In the interest of brevity and clarity, we submit alternate, but very much analogous, recommendations built from this report, which certain members of the committee would not entertain in their virtue-signaling obstinacy and steadfast commitment to federal paternalism.

  1. That the Government of Canada and the other orders of government work with Indigenous peoples, governments, communities, and organizations to co-develop an Urban, Rural and Northern (URN) Indigenous Housing Strategy adhering to the “For Indigenous, By Indigenous” principle.
  2. That said URN Indigenous Housing Strategy be implemented as soon and with as few bureaucratic impediments as possible, with sustainable funding at a level commensurate to the gaps identified by the Parliamentary Budget Officer’s document referenced in this report.
  3. That the Government of Canada report back to the Committee on progress towards the development of a national housing strategy for Indigenous peoples living in urban, rural, remote and northern areas in a final report by November 2021.

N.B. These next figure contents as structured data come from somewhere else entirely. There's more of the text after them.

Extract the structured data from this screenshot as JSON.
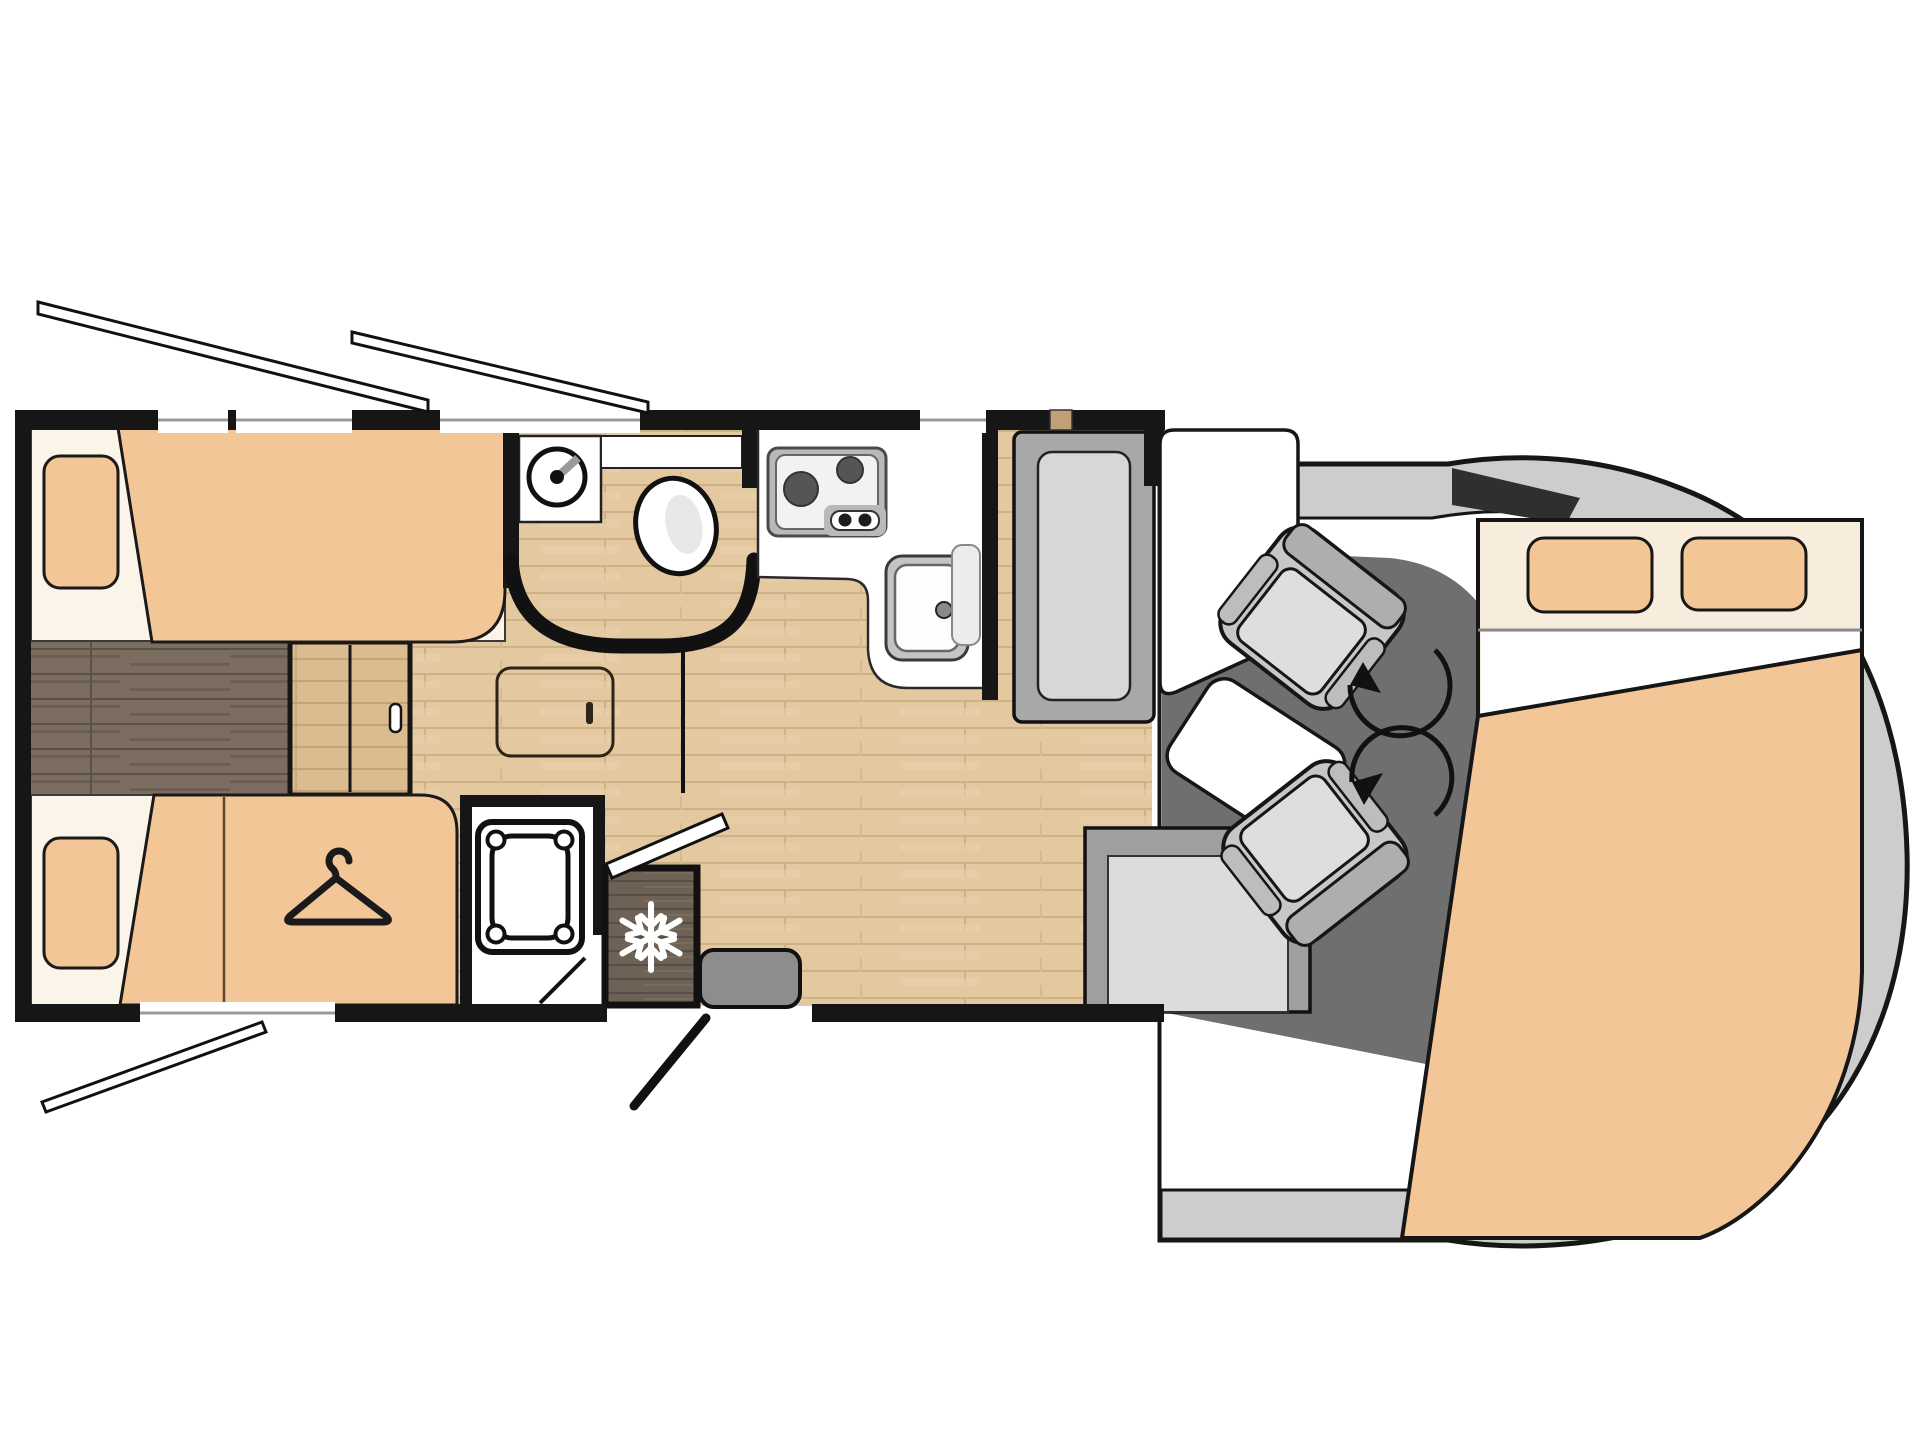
{
  "diagram": {
    "type": "floorplan",
    "subject": "motorhome-floor-plan",
    "orientation": "top-view, cab at right, rear bedroom at left",
    "colors": {
      "background": "#ffffff",
      "wall": "#161616",
      "floor_wood": "#e4c9a0",
      "floor_plank_line": "#cdb187",
      "walkway_dark_wood": "#7b6e60",
      "furniture_peach": "#f3c697",
      "bed_sheet_cream": "#fbf4e8",
      "overbed_cream": "#f8ecdc",
      "counter_white": "#ffffff",
      "appliance_gray": "#b9b9b9",
      "bench_gray": "#a8a8a8",
      "cushion_gray": "#d7d7d7",
      "cab_floor_gray": "#6f6f6f",
      "cab_body_gray": "#cdcdcd",
      "windshield_dark": "#2f2f2f",
      "fridge_dark_wood": "#6e6257",
      "snowflake": "#ffffff",
      "entry_mat_gray": "#8d8d8d"
    },
    "elements": {
      "plan": "motorhome floor plan",
      "rear_bed_top": "rear single bed top",
      "rear_bed_bottom": "rear single bed bottom",
      "walkway": "dark wood walkway between beds",
      "bed_steps": "step chest between beds",
      "wardrobe": "wardrobe with hanger",
      "shower": "shower cabin",
      "washbasin": "round washbasin on vanity",
      "toilet": "toilet",
      "bathroom": "washroom with curved wall",
      "hob": "two burner gas hob",
      "kitchen_sink": "kitchen sink",
      "kitchen_counter": "kitchen counter",
      "fridge": "fridge with freezer",
      "dinette_bench": "dinette bench seat",
      "dinette_table": "dinette table",
      "sideboard": "sideboard unit",
      "driver_seat": "swivel cab seat driver",
      "passenger_seat": "swivel cab seat passenger",
      "cab": "vehicle cab front with windshield",
      "drop_down_bed": "overcab drop-down double bed",
      "entry_door": "entry door open",
      "entry_mat": "entry step mat",
      "window_flap_rear_top_1": "open window flap",
      "window_flap_rear_top_2": "open window flap",
      "window_flap_rear_bottom": "open window flap"
    },
    "icons": [
      "hanger-icon",
      "snowflake-icon",
      "swivel-arrow-icon"
    ]
  }
}
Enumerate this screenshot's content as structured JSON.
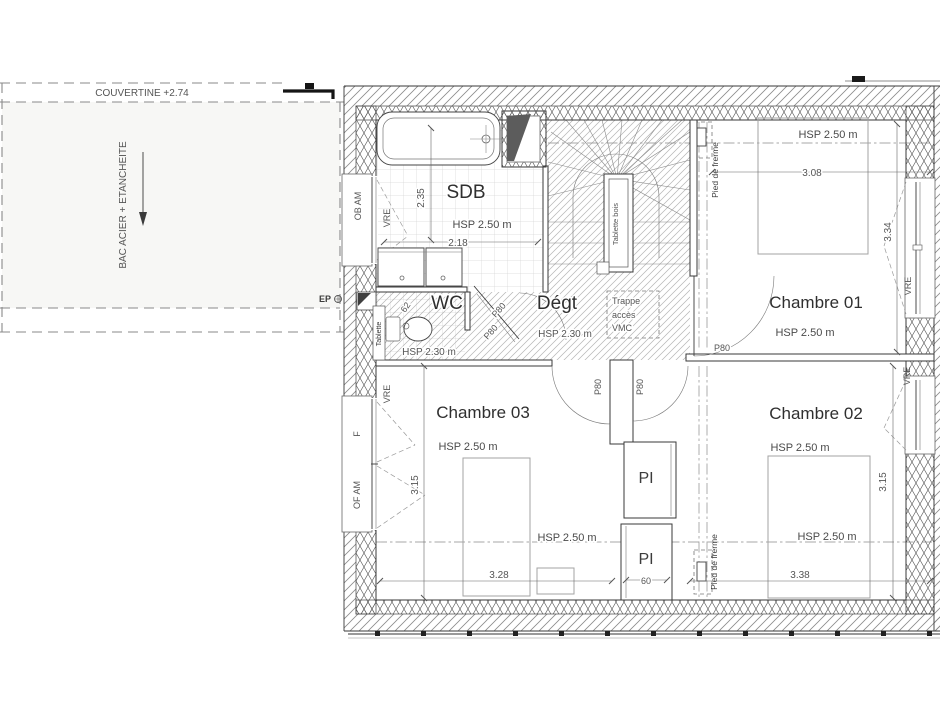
{
  "roof": {
    "couvertine_label": "COUVERTINE +2.74",
    "membrane_label": "BAC ACIER + ETANCHEITE",
    "downspout_label": "EP"
  },
  "rooms": {
    "sdb": {
      "name": "SDB",
      "ceiling": "HSP 2.50 m",
      "width": "2.18",
      "depth": "2.35"
    },
    "wc": {
      "name": "WC",
      "ceiling": "HSP 2.30 m",
      "width": "62",
      "shelf": "Tablette"
    },
    "degagement": {
      "name": "Dégt",
      "ceiling": "HSP 2.30 m"
    },
    "chambre01": {
      "name": "Chambre 01",
      "ceiling": "HSP 2.50 m",
      "ceiling2": "HSP 2.50 m",
      "width": "3.08",
      "depth": "3.34"
    },
    "chambre02": {
      "name": "Chambre 02",
      "ceiling": "HSP 2.50 m",
      "ceiling2": "HSP 2.50 m",
      "width": "3.38",
      "depth": "3.15"
    },
    "chambre03": {
      "name": "Chambre 03",
      "ceiling": "HSP 2.50 m",
      "ceiling2": "HSP 2.50 m",
      "width": "3.28",
      "depth": "3.15"
    },
    "placard_haut": {
      "name": "PI"
    },
    "placard_bas": {
      "name": "PI",
      "width": "60"
    }
  },
  "stairs": {
    "shelf_label": "Tablette bois"
  },
  "attic_hatch": {
    "line1": "Trappe",
    "line2": "accès",
    "line3": "VMC"
  },
  "truss_label": "Pied de frerme",
  "door_label": "P80",
  "window_labels": {
    "vre": "VRE",
    "ob_am": "OB AM",
    "f": "F",
    "of_am": "OF AM"
  },
  "colors": {
    "ink": "#3a3a3a",
    "hatch": "#b0b0b0",
    "insulation": "#5a5a5a",
    "roof_fill": "#f7f7f5"
  }
}
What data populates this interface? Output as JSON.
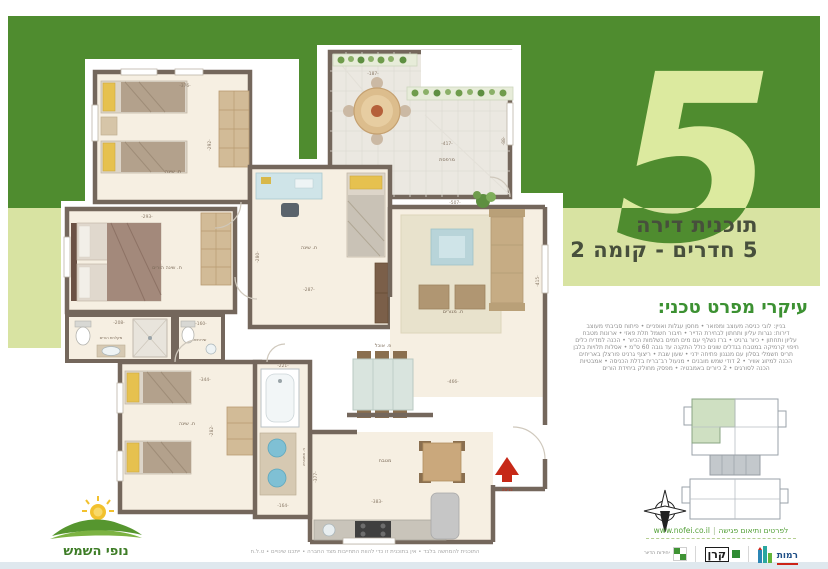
{
  "header": {
    "big_number": "5",
    "title_line1": "תוכנית דירה",
    "title_line2": "5 חדרים - קומה 2"
  },
  "spec": {
    "heading": "עיקרי מפרט טכני:",
    "lines": [
      "בניין: לובי כניסה מעוצב ומפואר • מחסן עגלות ואופניים • פיתוח סביבתי מעוצב",
      "דירות: נגרות עליון ותחתון לבחירת הדייר • חיבור חשמל תלת פאזי • ארונות מטבח",
      "עליון ותחתון • כיור גרניט • ברז נשלף עם מים חמים בשלמות הכיור • הכנה למדיח כלים",
      "חיפוי קרמיקה במטבח בגדלים שונים כולל התקנה עד גובה 60 ס\"מ • אסלות תלויות בלבן",
      "תריס חשמלי בסלון עם מנגנון פתיחה ידני • שעון שבת • ריצוף גרניט פורצלן באריחים",
      "הכנה למיזוג אוויר • 2 דודי שמש מובנים • מנעול רב־בריח בדלת הכניסה • אמבטיות",
      "הכנה לסורגים • 2 כיורים באמבטיה • מפסק מחולק ביחידת הורים"
    ]
  },
  "plan": {
    "rooms": {
      "bedroom_top": {
        "name": "ח. שינה",
        "w": "-376-",
        "h": "-292-"
      },
      "master": {
        "name": "ח. שינה הורים",
        "w": "-293-"
      },
      "bedroom_mid": {
        "name": "ח. שינה",
        "w": "-287-",
        "h": "-280-"
      },
      "bedroom_bottom": {
        "name": "ח. שינה",
        "w": "-344-",
        "h": "-282-"
      },
      "terrace": {
        "name": "מרפסת",
        "w": "-417-",
        "top": "-187-",
        "h": "-88-"
      },
      "living": {
        "name": "ח. מגורים",
        "w": "-507-",
        "h": "-415-"
      },
      "dining": {
        "name": "פ. אוכל",
        "w": "-466-"
      },
      "kitchen": {
        "name": "מטבח",
        "w": "-383-",
        "h": "-377-"
      },
      "bath": {
        "name": "ח. אמבטיה",
        "w": "-221-",
        "h": "-164-"
      },
      "shower_parents": {
        "name": "מקלחת הורים",
        "w": "-208-"
      },
      "wc": {
        "name": "שירותים",
        "w": "-160-"
      },
      "entrance": {
        "name": "כניסה"
      }
    }
  },
  "footer": {
    "website": "www.nofei.co.il",
    "contact": "לפרטים ותיאום פגישה",
    "disclaimer": "התוכנית להמחשה בלבד • אין בתוכנית זו כדי להוות התחייבות מצד החברה • ייתכנו שינויים • ט.ל.ח",
    "brand": "נופי השמש",
    "logos": {
      "units": "יחידות הדיור",
      "keren": "קרן",
      "ramot": "רמות"
    }
  },
  "colors": {
    "band_dark": "#4f8c2f",
    "band_light": "#d8e3a2",
    "accent_green": "#3c9132",
    "entrance_red": "#c62817"
  }
}
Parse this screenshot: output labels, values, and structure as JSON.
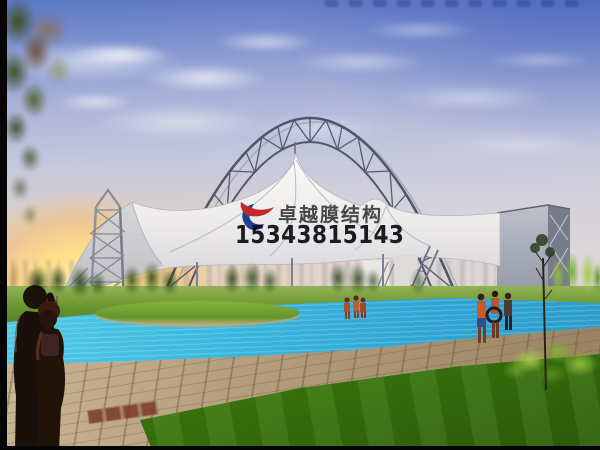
{
  "image": {
    "type": "architectural rendering photo",
    "subject": "Arched steel lattice truss with white tensile membrane canopy over a swimming pool plaza at sunset",
    "elements": [
      "blue sky with cirrus clouds",
      "sunset glow on left horizon",
      "faint city skyline",
      "arched lattice steel truss",
      "lattice mast tower",
      "white membrane canopy with twin peaks",
      "grey end-wall structure",
      "inclined lattice struts",
      "row of poplar trees",
      "turquoise swimming pool",
      "grass island",
      "paved stone walkway",
      "green lawn",
      "shrubs and conifers",
      "sapling tree",
      "three swimmers mid-pool",
      "three swimmers at right pool edge",
      "two foreground onlookers",
      "overhanging tree branch top-left"
    ]
  },
  "watermark": {
    "brand_text": "卓越膜结构",
    "phone_number": "15343815143",
    "logo_icon": "red-blue-phoenix-swoosh",
    "brand_text_color": "#28282e",
    "phone_text_color": "#0e0e14",
    "logo_red": "#c3272b",
    "logo_blue": "#1f3f8f"
  },
  "palette": {
    "sky_top": "#5b76c4",
    "sky_horizon": "#e2d8d2",
    "sunset_glow": "#ffe08a",
    "pool_water": "#35b2da",
    "lawn_green": "#63a317",
    "walkway_tan": "#b5a080",
    "membrane_white": "#f3f2f0",
    "steel_grey": "#4e5668"
  }
}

  4. That Employment and Social Development Canada, in partnership with Indigenous peoples, communities, service providers, housing providers and organizations, review and evaluate Reaching Home’s coordinated access systems, expand the number of Indigenous-led community entities in the program, identify and correct administrative bottlenecks, and report back to the Committee on these items with a final report by November 2021.
  5. That the federal government and Statistics Canada commit to collect and publish improved data on both existing programs, and detailed population statistics of urban, rural and northern Indigenous people and communities to support the work of the proposed new URN program and report back to the Committee on these items with a final report by November 2021.